Он шагал так быстро, что полы мантии развевались за его спиной.
Солнце светило все ярче, и жалюзи на доходящих до потолка окнах были наполовину подняты, открывая вид на кусочек городского ландшафта и клочок синего неба.
— Прошу садиться, — сказал пристав, когда судья занял свое место.
— Надеюсь, вам удалось перекусить и освежиться, — сказал судья, обращаясь к присяжным.
В ответ на эти слова многие утвердительно кивнули.
— Полагаю, что вы, следуя моим инструкциям, ни с кем и ни в коем виде не обсуждали данное дело.
На этот раз утвердительным кивком ответили все присяжные.
— Превосходно. Теперь нам предстоит выслушать заявление защиты. Прошу вас, мистер Бингем.
Рэндольф неторопливо поднялся со стула, подошел к трибуне и разложил свои заметки. После этого он слегка одернул темно-синий пиджак и поправил запонки. Он стоял совершенно прямо во все свои шесть с лишним футов. Длинные пальцы рук касались края трибуны. Каждый серебряный волос на его голове точно знал предназначенное ему место. Галстук с гарвардскими щитами, рассыпанными по малиновому полю, был завязан безукоризненным узлом. Рэндольф являл собой образец аристократичной, утонченной элегантности и в затрапезном зале суда выглядел как принц в хижине.
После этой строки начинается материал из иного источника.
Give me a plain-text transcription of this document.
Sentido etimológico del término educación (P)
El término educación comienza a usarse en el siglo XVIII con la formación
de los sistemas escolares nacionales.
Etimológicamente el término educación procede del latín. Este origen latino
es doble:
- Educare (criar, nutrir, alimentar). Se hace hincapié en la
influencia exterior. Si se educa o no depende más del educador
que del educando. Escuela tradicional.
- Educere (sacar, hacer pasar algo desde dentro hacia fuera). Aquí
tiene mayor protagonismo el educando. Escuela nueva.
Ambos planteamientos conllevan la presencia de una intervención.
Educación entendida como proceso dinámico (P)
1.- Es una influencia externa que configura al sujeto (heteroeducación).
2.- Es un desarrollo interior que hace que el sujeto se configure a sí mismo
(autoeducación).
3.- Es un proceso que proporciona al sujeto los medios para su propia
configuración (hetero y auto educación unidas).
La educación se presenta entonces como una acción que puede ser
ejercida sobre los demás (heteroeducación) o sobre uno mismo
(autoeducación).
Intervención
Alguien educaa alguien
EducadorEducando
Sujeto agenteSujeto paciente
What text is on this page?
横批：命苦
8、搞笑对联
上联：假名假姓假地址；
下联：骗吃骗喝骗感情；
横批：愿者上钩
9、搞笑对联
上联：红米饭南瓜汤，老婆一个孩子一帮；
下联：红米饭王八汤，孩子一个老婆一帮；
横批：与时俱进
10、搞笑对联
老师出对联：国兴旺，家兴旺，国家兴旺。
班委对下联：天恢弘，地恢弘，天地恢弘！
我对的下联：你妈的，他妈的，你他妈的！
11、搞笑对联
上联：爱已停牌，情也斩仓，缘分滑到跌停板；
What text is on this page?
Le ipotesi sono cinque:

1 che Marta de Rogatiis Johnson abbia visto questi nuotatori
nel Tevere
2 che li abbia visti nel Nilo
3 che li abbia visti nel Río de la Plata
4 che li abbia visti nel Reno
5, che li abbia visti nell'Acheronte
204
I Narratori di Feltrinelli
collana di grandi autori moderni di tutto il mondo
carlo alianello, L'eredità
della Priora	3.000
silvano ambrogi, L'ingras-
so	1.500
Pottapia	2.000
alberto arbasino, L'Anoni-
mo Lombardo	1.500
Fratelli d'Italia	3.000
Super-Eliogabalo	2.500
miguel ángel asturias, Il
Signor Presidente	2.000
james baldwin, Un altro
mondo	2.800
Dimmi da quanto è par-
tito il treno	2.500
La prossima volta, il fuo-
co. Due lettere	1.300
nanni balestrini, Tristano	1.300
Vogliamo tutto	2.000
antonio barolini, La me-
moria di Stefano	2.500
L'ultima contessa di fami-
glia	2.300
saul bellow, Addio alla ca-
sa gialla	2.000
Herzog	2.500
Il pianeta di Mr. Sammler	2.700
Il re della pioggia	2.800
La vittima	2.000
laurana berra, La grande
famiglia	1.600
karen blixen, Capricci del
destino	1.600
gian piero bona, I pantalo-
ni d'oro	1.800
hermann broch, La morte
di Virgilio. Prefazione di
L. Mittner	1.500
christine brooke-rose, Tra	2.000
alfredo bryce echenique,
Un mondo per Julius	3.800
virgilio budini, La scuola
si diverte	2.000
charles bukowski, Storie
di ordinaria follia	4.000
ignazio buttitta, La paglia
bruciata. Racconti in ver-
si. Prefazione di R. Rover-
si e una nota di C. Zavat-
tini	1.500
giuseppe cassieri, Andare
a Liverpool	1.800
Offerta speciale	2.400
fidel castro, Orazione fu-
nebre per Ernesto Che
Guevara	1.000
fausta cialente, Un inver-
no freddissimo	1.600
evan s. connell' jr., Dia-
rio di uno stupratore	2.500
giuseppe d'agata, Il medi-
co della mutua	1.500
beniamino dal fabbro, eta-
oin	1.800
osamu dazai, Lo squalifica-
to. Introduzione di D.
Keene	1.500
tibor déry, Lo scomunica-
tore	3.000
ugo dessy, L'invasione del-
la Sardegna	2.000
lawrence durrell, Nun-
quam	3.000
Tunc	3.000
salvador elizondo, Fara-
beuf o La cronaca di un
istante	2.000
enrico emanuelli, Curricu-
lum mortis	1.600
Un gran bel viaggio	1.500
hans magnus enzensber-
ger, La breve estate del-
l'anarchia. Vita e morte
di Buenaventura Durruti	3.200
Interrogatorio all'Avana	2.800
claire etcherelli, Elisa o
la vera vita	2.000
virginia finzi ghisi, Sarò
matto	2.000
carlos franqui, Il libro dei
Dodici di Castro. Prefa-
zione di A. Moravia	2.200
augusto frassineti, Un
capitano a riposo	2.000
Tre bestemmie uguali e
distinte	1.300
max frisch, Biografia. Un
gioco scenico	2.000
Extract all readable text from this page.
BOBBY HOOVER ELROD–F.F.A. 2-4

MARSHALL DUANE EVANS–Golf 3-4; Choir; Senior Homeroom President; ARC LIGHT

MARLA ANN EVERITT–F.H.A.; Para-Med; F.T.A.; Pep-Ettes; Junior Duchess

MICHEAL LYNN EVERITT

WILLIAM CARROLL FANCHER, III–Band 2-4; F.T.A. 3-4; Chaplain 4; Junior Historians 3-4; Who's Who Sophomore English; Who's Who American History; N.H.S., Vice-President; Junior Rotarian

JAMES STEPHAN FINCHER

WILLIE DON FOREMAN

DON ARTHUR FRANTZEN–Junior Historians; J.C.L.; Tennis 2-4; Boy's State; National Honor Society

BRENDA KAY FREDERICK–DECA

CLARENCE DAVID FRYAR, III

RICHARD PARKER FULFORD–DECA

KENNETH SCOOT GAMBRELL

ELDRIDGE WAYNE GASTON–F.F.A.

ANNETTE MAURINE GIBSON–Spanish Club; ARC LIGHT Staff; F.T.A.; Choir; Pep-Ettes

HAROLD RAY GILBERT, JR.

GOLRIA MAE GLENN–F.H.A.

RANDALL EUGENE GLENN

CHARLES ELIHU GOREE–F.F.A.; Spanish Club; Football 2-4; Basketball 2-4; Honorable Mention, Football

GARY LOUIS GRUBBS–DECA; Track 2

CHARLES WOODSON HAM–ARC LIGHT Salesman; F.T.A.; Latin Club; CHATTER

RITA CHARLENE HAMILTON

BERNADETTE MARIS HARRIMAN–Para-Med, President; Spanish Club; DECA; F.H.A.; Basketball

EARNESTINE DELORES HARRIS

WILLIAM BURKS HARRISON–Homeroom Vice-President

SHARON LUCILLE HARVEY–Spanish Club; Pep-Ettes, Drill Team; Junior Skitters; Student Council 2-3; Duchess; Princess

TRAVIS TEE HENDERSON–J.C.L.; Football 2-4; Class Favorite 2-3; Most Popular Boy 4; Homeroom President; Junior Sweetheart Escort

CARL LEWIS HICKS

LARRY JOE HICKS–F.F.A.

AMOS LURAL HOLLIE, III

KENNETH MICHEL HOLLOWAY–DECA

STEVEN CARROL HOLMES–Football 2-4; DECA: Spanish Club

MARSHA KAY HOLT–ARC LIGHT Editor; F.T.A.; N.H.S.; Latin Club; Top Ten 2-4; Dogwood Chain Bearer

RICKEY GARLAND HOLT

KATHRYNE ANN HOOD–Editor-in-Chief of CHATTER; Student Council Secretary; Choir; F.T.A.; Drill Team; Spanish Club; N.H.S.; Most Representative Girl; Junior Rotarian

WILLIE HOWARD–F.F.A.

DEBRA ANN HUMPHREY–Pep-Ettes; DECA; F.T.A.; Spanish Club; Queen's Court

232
Облик Рэндольфа произвел на Крэга благоприятное впечатление, и он подумал, что его контраст с Фазано может благотворно подействовать на присяжных. Рэндольф выглядел как отец, защищающий сына. Разве можно не доверять такому человеку? Но, посмотрев на присяжных, Крэгу видел на всех лицах выражение явной скуки. Появление на трибуне Тони Фазано эти люди встретили совсем по-иному. И прежде чем Рэндольф успел открыть рот, энтузиазм Крэга испарился, как капля воды на раскаленной сковороде.
Тем не менее быстрая смена настроения принесла некоторую пользу, поскольку напомнила ему слова Алексис об умонастроении. Поэтому Крэг закрыл глаза и воссоздал в своей памяти образ Пейшенс в тот момент, когда они с Леоной вбежали в ее спальню. Он вспомнил, как потряс его вид больной и как быстро реагировал он на все изменения в ее самочувствии. За последние восемь месяцев Крэг много раз прокручивал в своей памяти события того вечера и всегда приходил к выводу, что если по отношению к другим пациентам и совершал незначительные ошибки, то в случае с Пейшенс Стэнхоуп действовал так, как того требует современная медицина. Крэг не сомневался, что, окажись он в той же ситуации снова, поступил бы так же. Никакой халатности или небрежности с его стороны не было. Он был в этом абсолютно уверен.
— Дамы и господа присяжные заседатели, — медленно и уверенно начал Рэндольф. — Мы сегодня выслушали совершенно уникальную вступительную речь человека, признающегося в том, что не имеет никакого опыта в делах о медицинской халатности. Это самоуничижение на старте было хитроумным приемом, вызвавшим у вас улыбки. Я не улыбался, поскольку сразу раскусил этот фокус. Но я не стану занимать вас рассказами о различных ораторских трюках. Я буду говорить только правду, с которой вы, вне сомнения, согласитесь, выслушав показания свидетелей защиты. В отличие от моего оппонента я более тридцати лет защищаю наших добрых врачевателей и лечебные учреждения. Поверьте, за все эти тридцать лет я ни на одном судебном заседании не слышал выступления, подобного выступлению мистера Фазано, который пытался очернить моего клиента доктора Крэга Баумана.
— Протестую! — завопил Тони, вскакивая. — Бездоказательное и провокационное заявление!
— Ваша честь, — произнес Рэндольф, раздраженно отмахнувшись от Тони с таким видом, словно отгонял комара. — Вы позволите мне к вам подойти?
— Безусловно, — ответил судья, жестом приглашая враждебные стороны приблизиться.